Bij het omzetten van windkracht in elektriciteit maakt men gebruik van windturbines. Omdat het belangrijkste onderdeel bij het omzetting proces de generator is, wordt een windturbine ook wel eens een wind generator genoemd. Een generator is een onderdeel dat de beweging omzet in bruikbare energie (elektriciteit).
Wanneer het waait zullen de rotorbladen (wieken) van de windturbine in beweging worden gebracht en gaan draaien. De rotorbladen zijn echter bevestigd aan een as die op zijn beurt de draaiende beweging overneemt en doorgeeft aan een reeks tandwielen of speciale elektronica.
Hierna is de generator aan de beurt. Hier zal de beweging worden omgevormd tot bruikbare energie. Dit gebeurt doordat een elektromagneet ronddraait in een spoel dat omwonden is met koperdraad. Er ontstaat een elektrische energie die, wanneer men een stroomkring creëert, als elektriciteit kan worden gebruikt. Doordat er een groot vermogen wordt opgewekt is het belangrijk dat deze opgewekte stroom via een stilstaande spoelen aan het energienet aangeboden.
Het principe van een wind generator is te vergelijken met de werking van een dynamo op een fietswiel. Het enige verschil is echter dat de spoel bij een dynamo het roterende onderdeel is en dat de elektromagneet op zijn plaats blijft. Natuurlijk is het vermogen dat bij een dynamo wordt opgewekt aanzienlijk lager dan dat van de, veel grotere, windturbines.
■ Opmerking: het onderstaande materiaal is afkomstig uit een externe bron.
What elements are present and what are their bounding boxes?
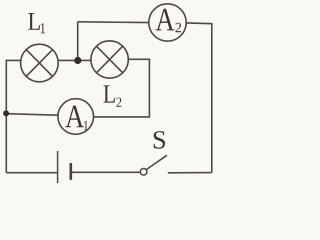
- label L1: [28, 13, 45, 33]
- node junction dot on left rail: [3, 110, 9, 116]
- wire top rail to A2: [78, 21, 149, 24]
- wire bottom right: corner to switch gap: [168, 172, 212, 174]
- wire A2 to top-right corner and down right side: [186, 23, 212, 173]
- ammeter A2: [149, 4, 186, 41]
- wire bottom left: corner to battery long plate: [6, 172, 57, 174]
- node junction dot between L1 and L2: [74, 57, 81, 64]
- label L2: [104, 85, 122, 106]
- lamp L1: [21, 44, 59, 82]
- ammeter A1: [58, 99, 94, 135]
- switch S lever: [147, 155, 167, 169]
- wire between L1 and L2 through node: [58, 59, 91, 61]
- switch S pivot: [140, 169, 147, 176]
- wire A1 left: from left-rail node to A1: [6, 114, 58, 116]
- lamp L2: [91, 41, 128, 78]
- wire node to top rail: [77, 22, 79, 61]
- wire battery to switch pivot: [72, 171, 141, 173]
- wire A1 right to vertical riser up to L2 right terminal: [94, 59, 150, 117]
- battery short plate: [70, 163, 73, 180]
- battery long plate: [57, 151, 59, 183]
- wire left side: L1 left terminal down to bottom-left corner: [6, 60, 20, 172]
- label S: [154, 131, 165, 149]
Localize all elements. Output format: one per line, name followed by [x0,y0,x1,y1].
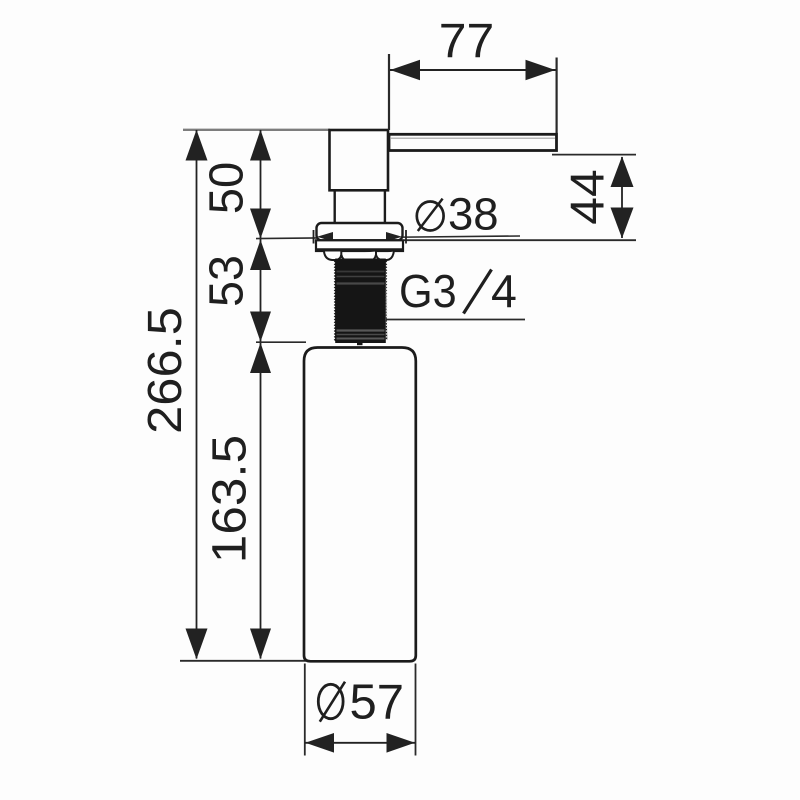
pump neck [335,191,385,224]
svg-text:4: 4 [491,265,517,317]
chain bowtie arrows at bottle top level [250,312,271,342]
svg-text:50: 50 [200,162,254,214]
label G3/4 [399,265,517,318]
svg-text:77: 77 [439,15,495,68]
svg-text:266.5: 266.5 [138,307,192,434]
dimension 77: left arrowhead [390,60,420,80]
svg-text:163.5: 163.5 [202,435,256,563]
flange lower plate [316,240,403,251]
flange top plate [317,223,403,240]
dimension 77: dimension line [390,69,556,71]
266.5 up arrowhead [186,130,208,161]
O38 extension tick right [405,230,407,244]
266.5 down arrowhead [186,629,208,660]
O57 dimension line [305,742,415,744]
flange lower plate thick bottom edge [316,248,403,251]
O57 extension line left [304,664,306,756]
O38 dimension left arrowhead [317,232,333,242]
O38 extension tick left [313,230,315,244]
bottle body [304,348,416,662]
threaded shank (G3/4) [334,259,388,346]
dimension 44: extension line top (from spout) [552,154,636,156]
thread ridge highlights [337,271,385,273]
chain up arrowhead top [250,130,271,161]
extension line at bottle bottom [180,660,306,662]
dimension 77: extension line left (above head) [388,54,390,130]
dimension 44: dimension line [621,157,623,238]
dimension 44: extension line bottom [404,239,636,241]
chain down arrowhead bottom [250,629,271,660]
O57 right arrowhead [387,733,415,753]
dimension 44: down arrowhead [611,208,634,239]
O57 extension line right [415,664,417,756]
small stub below thread [357,342,363,345]
extension line top-left (product top level) [183,129,330,131]
left dimension line 50/53/163.5 chain [260,130,262,659]
extension line at flange level going right (under O38 text) [256,236,520,239]
label O57 [318,676,404,730]
O57 left arrowhead [305,733,334,753]
svg-text:G3: G3 [399,265,457,318]
left dimension line 266.5 [196,130,198,659]
svg-text:44: 44 [562,169,614,224]
label O38 [417,189,499,240]
svg-text:53: 53 [200,255,254,307]
dimension 77: extension line right [555,58,557,134]
dimension 77: right arrowhead [526,60,556,80]
leader line under G3/4 [386,319,525,321]
chain bowtie arrows at flange level [250,209,271,239]
O38 dimension right arrowhead [386,232,402,242]
dimension 44: up arrowhead [611,156,634,187]
pump head body [330,130,389,190]
svg-text:57: 57 [350,676,405,730]
spout [389,134,557,150]
extension line at bottle-top level [256,341,306,343]
svg-text:38: 38 [448,189,499,240]
lock nut lobes [324,252,394,262]
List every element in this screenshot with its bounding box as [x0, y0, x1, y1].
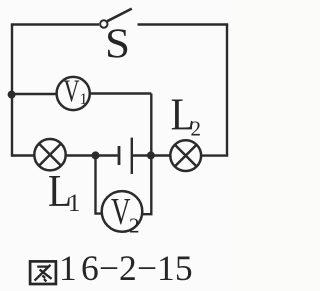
svg-text:2: 2 — [129, 214, 140, 238]
wire V1 branch left — [12, 93, 57, 95]
switch S pivot and blade — [100, 9, 132, 28]
node A junction dot on left wire — [8, 91, 16, 99]
svg-text:2: 2 — [191, 116, 202, 140]
wire V1 down to node B — [150, 94, 152, 156]
wire V2 branch left — [94, 155, 102, 213]
wire L2 to right side — [201, 154, 228, 156]
wire left side — [11, 25, 13, 157]
battery negative plate — [118, 146, 121, 165]
wire top-right segment — [138, 23, 229, 25]
svg-text:1: 1 — [68, 190, 81, 217]
svg-text:V: V — [111, 191, 131, 233]
battery positive plate — [131, 138, 133, 174]
wire right side — [226, 25, 228, 156]
wire V2 branch right — [142, 155, 153, 214]
svg-text:V: V — [64, 74, 80, 109]
voltmeter U1 V1 — [57, 77, 90, 110]
wire main row left — [12, 154, 35, 156]
lamp L1 — [34, 139, 65, 170]
wire top-left segment — [11, 23, 99, 25]
voltmeter U2 V2 — [102, 191, 143, 232]
wire V1 branch right — [90, 92, 152, 94]
wire battery to node B — [133, 154, 170, 156]
lamp L2 — [170, 140, 201, 171]
wire L1 to battery — [66, 154, 118, 156]
svg-text:1: 1 — [80, 91, 88, 108]
node B junction dot battery right — [147, 151, 155, 159]
svg-text:S: S — [105, 22, 130, 68]
node C junction dot battery left — [92, 151, 100, 159]
caption character 图 — [30, 261, 56, 284]
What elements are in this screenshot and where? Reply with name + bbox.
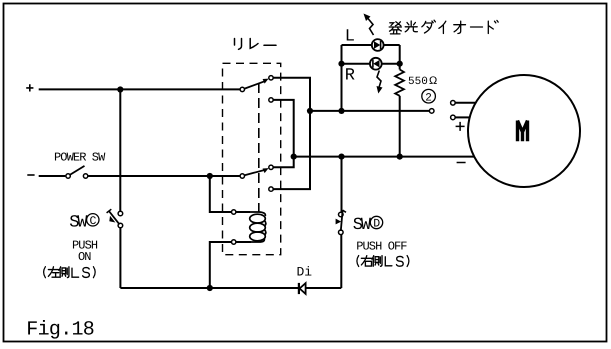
svg-text:Ω: Ω [429, 75, 437, 87]
connector pin motor plus upper [451, 101, 476, 106]
wire resistor top rail [399, 45, 401, 70]
label R [345, 67, 355, 86]
wire bottom rail right [306, 287, 342, 289]
wire plus branch down to SWC [119, 90, 121, 212]
node junction coil bottom on rail [207, 285, 213, 291]
svg-text:PUSH OFF: PUSH OFF [356, 240, 407, 254]
label 550ohm [408, 75, 437, 88]
svg-text:C: C [90, 215, 97, 228]
wire K1-NC to crossover [273, 100, 293, 167]
node junction R-row right [397, 61, 403, 67]
relay contact K2 blade [245, 168, 269, 175]
pin coil terminal top [232, 210, 236, 214]
svg-text:SW: SW [69, 213, 88, 232]
label motor plus [456, 122, 465, 131]
wire motor minus line [294, 156, 475, 158]
switch POWER SW [66, 166, 88, 178]
node junction coil branch [207, 173, 213, 179]
svg-text:R: R [345, 67, 355, 86]
wire L row [342, 44, 400, 46]
relay contact K1 blade [245, 79, 269, 89]
node junction motor-plus takeoff [307, 108, 313, 114]
svg-text:L: L [345, 27, 355, 46]
node plus-label [26, 84, 33, 91]
resistor 550ohm [395, 70, 404, 96]
svg-text:D: D [373, 218, 380, 231]
label PUSH ON [72, 239, 98, 265]
wire LED left rail [341, 45, 343, 111]
wire SWC lower [119, 228, 121, 288]
label L [345, 27, 355, 46]
wire resistor bottom rail [399, 96, 401, 157]
relay dashed box [223, 63, 281, 254]
connector pin feed [429, 109, 434, 114]
wire K1-NO to right crossover [273, 78, 310, 189]
label right LS [357, 256, 409, 267]
node junction R-row left [338, 61, 344, 67]
wire motor plus line [310, 110, 429, 112]
wire plus rail [39, 88, 240, 90]
relay contact K2 NC pin [269, 187, 273, 191]
pin coil terminal bottom [232, 240, 236, 244]
relay contact K2 NO pin [269, 165, 273, 169]
svg-text:550: 550 [408, 76, 428, 88]
svg-text:SW: SW [353, 216, 372, 235]
svg-text:Fig.18: Fig.18 [26, 318, 94, 341]
wire minus rail [88, 175, 240, 177]
LED R emission arrow [377, 71, 383, 94]
node minus-label [27, 174, 34, 176]
label 2-circled [422, 89, 436, 104]
node junction SWD branch [338, 154, 344, 160]
svg-text:Di: Di [297, 265, 313, 280]
LED L emission arrow [364, 14, 374, 36]
label SWD [353, 216, 383, 235]
motor M [468, 75, 580, 187]
LED L [372, 39, 384, 51]
wire minus lead-in [39, 175, 66, 177]
label Fig.18 [26, 318, 94, 341]
label left LS [44, 267, 96, 278]
label PUSH OFF [356, 240, 407, 254]
wire coil top branch [210, 176, 250, 212]
wire SWD lower [340, 235, 342, 288]
node junction motor-minus takeoff [291, 154, 297, 160]
LED R [370, 58, 382, 70]
relay contact K1 NC pin [269, 98, 273, 102]
label SWC [69, 213, 99, 232]
label relay (katakana riree) [235, 39, 277, 50]
switch SWD push-off [336, 210, 346, 234]
label POWER SW [54, 150, 106, 164]
relay contact K1 NO pin [269, 76, 273, 80]
relay contact K1 common pin [240, 87, 244, 91]
label Di [297, 265, 313, 280]
wire bottom rail left [120, 287, 299, 289]
wire R row [342, 63, 400, 65]
label hakkou-daiodo (LED) [389, 20, 498, 34]
label motor minus [457, 162, 466, 164]
relay coil [250, 212, 266, 242]
relay contact K2 common pin [240, 174, 244, 178]
node junction on plus rail [117, 86, 123, 92]
svg-text:POWER SW: POWER SW [54, 150, 106, 164]
node junction resistor to motor minus [397, 154, 403, 160]
relay mechanical linkage dashed line [258, 83, 260, 212]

Bij een wind generator is de bekrachtigings- of gelijk stroom voor het creëren van het benodigde magnetisch veld relatief klein waardoor het op een eenvoudige manier kan worden overgezet op een roterende as (dit kan met behulp van zogenaamde koolborstels). Om te kunnen werken heeft elke grote wisselstroommachine gelijkstroom nodig voor de elektromagneet.